Specifically, the obtained temperature distribution diagram of each sample sinter is divided into a training set and a testing set. For example, 77 high-temperature sinter images collected on a laboratory bench are subjected to sintering temperature fitting by setting a proper temperature gradient to screen out 66 images, wherein 50 images are obtained in a training set, the highest temperature of the images in the training set is 889.8 ℃, the lowest temperature of the images in the training set is 577.9 ℃, and the average temperature of the images is 719.4 ℃. The test set of 16 pictures, the highest temperature of the pictures in the test set is 818.6 ℃, the lowest temperature is 548.9 ℃, and the average temperature is 664.7 ℃. And carrying out formula fitting on the characteristics of the sinter images (namely the visible light images and the infrared light images) in the training set and the temperature by using a least square method to obtain coefficients in a fitting formula, and predicting the sinter temperature by using the characteristics of the images in the test set after error verification is carried out on the obtained fitting formula. Specific:
r, G, B gray data of a sinter area (a coordinate range set by people) in the visible light image are extracted in batches through calculation software programming, and the calculation software can be Matlab or Python according to the visible light image parameter database composed of the sinters with different temperature gradients. For example, RGB gray data of a sinter area in a visible light image is extracted in batches through Matlab platform programming so as to calculate a brightness value of the image, and gray values and temperature data of a corresponding area are extracted through an infrared image. Because the height difference exists between the visible light lens and the infrared lens of the infrared thermal imager, the height difference exists between the visible light image and the infrared light image, and the coordinate data of the pixel points in the image cannot be shared, a manual control computer programming selection mode (namely a manual calibration mode) is needed to determine the effective areas of the sintering ores in the visible light image and the infrared image. For example, the regions of [267, 165, 38, 25], [341, 156, 19, 31] in the infrared image, the regions of [279, 221, 38, 25], [350, 215, 19, 31] in the visible image, the first two data in the vector are the upper left corner coordinates x, y of the rectangular box, and the last two are the width and height of the rectangular box are selected using computing software.

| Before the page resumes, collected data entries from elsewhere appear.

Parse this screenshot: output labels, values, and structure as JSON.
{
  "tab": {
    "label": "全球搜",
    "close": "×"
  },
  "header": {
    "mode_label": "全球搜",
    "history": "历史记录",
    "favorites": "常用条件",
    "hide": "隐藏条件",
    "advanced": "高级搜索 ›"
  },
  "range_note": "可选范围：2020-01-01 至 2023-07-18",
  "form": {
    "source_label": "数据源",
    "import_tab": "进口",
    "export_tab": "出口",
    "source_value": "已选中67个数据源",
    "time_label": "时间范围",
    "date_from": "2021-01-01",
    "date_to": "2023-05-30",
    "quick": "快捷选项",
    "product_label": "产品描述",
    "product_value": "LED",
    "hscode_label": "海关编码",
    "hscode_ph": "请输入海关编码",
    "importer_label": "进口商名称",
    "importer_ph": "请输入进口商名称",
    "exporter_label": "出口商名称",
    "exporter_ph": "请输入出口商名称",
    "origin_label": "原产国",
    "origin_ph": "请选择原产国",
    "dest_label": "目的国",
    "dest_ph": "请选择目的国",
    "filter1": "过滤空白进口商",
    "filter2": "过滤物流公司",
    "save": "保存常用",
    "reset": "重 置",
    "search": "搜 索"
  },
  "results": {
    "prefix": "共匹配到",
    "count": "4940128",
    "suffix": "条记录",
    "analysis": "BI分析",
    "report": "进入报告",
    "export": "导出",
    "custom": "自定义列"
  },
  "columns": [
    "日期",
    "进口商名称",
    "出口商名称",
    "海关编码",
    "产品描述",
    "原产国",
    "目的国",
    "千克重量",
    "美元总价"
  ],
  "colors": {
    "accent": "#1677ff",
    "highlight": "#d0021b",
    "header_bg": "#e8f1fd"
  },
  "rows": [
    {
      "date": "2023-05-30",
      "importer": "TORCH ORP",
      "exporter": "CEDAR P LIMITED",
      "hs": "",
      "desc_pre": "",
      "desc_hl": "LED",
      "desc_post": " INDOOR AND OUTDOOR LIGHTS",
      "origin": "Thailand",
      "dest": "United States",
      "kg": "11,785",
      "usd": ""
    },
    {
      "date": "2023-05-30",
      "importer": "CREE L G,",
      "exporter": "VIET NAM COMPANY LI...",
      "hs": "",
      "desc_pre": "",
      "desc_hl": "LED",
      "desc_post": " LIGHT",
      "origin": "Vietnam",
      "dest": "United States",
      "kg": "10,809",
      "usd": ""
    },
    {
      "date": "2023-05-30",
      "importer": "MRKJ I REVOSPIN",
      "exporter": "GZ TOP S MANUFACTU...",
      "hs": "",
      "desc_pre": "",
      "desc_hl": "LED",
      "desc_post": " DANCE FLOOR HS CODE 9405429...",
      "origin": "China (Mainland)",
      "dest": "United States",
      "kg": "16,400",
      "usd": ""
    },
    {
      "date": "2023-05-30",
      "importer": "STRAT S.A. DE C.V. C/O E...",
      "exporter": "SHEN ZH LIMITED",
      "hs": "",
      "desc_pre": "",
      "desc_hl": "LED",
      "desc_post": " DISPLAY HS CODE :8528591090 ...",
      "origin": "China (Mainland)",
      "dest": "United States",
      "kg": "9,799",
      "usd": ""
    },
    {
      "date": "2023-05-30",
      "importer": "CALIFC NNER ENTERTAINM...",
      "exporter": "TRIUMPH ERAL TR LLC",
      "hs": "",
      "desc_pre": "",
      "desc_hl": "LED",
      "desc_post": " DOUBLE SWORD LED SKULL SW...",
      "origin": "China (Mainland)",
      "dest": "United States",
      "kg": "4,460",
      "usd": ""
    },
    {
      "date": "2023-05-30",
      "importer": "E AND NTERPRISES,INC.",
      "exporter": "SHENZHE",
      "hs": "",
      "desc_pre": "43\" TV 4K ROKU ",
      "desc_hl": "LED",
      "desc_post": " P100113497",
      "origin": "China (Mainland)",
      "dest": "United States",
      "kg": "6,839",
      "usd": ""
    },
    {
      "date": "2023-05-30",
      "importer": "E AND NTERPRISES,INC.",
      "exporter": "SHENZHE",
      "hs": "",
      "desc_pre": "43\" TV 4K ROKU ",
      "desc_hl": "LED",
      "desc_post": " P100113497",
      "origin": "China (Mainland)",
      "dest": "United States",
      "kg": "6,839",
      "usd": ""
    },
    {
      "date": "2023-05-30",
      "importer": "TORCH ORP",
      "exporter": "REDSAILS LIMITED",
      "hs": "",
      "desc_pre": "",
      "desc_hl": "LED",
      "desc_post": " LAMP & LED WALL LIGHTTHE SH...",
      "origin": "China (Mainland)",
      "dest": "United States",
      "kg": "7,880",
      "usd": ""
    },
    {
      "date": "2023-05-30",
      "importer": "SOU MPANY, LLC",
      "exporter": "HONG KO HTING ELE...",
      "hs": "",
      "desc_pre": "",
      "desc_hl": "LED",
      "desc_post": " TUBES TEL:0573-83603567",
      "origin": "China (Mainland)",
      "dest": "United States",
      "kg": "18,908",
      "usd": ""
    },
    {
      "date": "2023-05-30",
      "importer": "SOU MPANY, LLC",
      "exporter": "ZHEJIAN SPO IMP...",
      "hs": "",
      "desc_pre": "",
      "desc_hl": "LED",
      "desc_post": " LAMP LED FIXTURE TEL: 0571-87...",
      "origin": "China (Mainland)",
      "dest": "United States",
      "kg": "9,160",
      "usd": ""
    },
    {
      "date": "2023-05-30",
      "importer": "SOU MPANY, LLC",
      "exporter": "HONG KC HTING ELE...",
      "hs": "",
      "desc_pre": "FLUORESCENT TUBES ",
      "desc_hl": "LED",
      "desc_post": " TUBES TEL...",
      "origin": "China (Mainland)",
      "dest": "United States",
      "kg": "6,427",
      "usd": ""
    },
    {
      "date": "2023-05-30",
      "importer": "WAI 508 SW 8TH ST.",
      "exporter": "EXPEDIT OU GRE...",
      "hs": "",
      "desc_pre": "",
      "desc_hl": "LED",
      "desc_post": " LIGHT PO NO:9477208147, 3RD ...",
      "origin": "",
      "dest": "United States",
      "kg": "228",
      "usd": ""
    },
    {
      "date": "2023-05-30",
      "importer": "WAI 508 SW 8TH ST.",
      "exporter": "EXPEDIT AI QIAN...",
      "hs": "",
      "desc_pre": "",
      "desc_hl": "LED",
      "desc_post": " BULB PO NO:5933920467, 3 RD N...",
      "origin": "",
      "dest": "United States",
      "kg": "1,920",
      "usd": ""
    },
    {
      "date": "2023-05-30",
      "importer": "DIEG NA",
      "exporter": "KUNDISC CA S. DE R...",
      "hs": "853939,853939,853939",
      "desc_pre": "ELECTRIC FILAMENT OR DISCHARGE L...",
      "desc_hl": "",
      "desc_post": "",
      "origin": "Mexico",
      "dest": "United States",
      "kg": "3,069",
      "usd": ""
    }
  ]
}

When the radiation energy is calculated by utilizing the image of the selected area of the sinter, data is required to be extracted from the two-dimensional sinter image, the data is converted into a one-dimensional array, the Matlab calculation software is used for converting the image features extracted from the training set into the one-dimensional array, and the one-dimensional array is substituted into a formula to calculate the radiation energy of the image.
Since human perception of external changes generally conforms to weber's law, human eye perception of brightness is a power function of the actual physical optical power. And obtaining brightness values through a conversion formula when the obtained visible light image gray data of each sample sinter are matched with temperature. In the practical application process, the image brightness value needs to be obtained by converting and calculating the RGB gray values in the extracted image features, and the specific calculation formula is shown in the above formula (2).
Step S3: in the temperature fitting, the object radiant energy value is fitted as an intermediate value. Namely fitting the brightness (L) value to the radiant energy by using a least square method, wherein the radiant energy is further fitted with the temperature, specifically:
(1) fitting of the brightness (L) value to the radiant energy value.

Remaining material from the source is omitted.